I realized that I could die any day and wouldn't have done anything great or that I was truly proud of. I'd miss out on so much that life has to offer and would disappear without having left a significant mark. I didn't want to look back on life and see me sitting at a desk at work with a huge bank account that I never used to have fun or do anything worthwhile. This scared me. It was then that I created my first bucket list. There were things on my list I had never even known I wanted to do:
- Travel to all 50 states.
- Walk the Great Wall of China (check)
- Write a book. (half check)
- Surf the waters of Hawaii. (check)
- Go skydiving.
- Learn yet another language. (check and check)
- etc.
But sitting atop that list was "Join Peace Corps." I stared at the entry having not realized I had written it and began to smile. That's what I'm going to do. I'm going to join Peace Corps.
When I returned to the States, I filled out the lengthy application and began the acceptance process. I was placed in Ukraine and my life has forever changed since then.

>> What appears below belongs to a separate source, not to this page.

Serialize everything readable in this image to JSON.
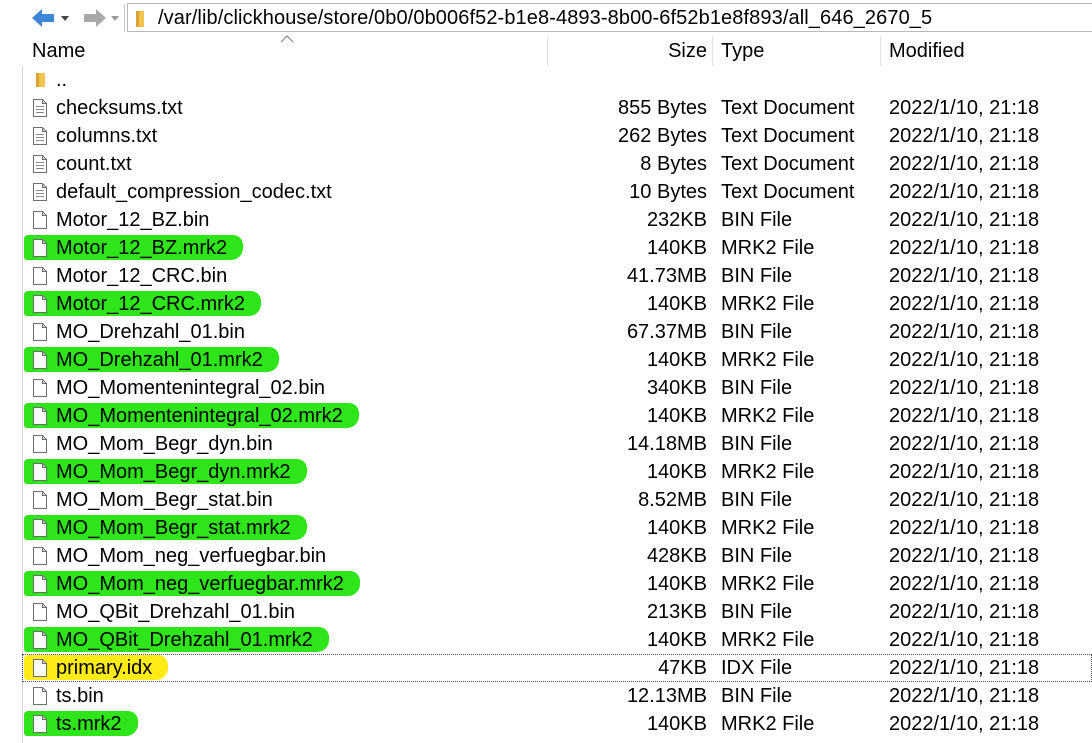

While living in Ukraine, I had a rare, but epically horrible day so I pulled out one of Crista's journals that I took after her death and began reading it, like many times before. Only this time I came across a passage that I had never read before. It said, "Sometimes I wish I would just sell off all of my belongings and join Peace Corps." It was then that I knew I made the perfect decision. I made my mark. I've made a difference in people's lives. I won't soon be forgotten. Before that day, I often wondered what she would have thought knowing that she had such a large part in my joining. Now I know she approves.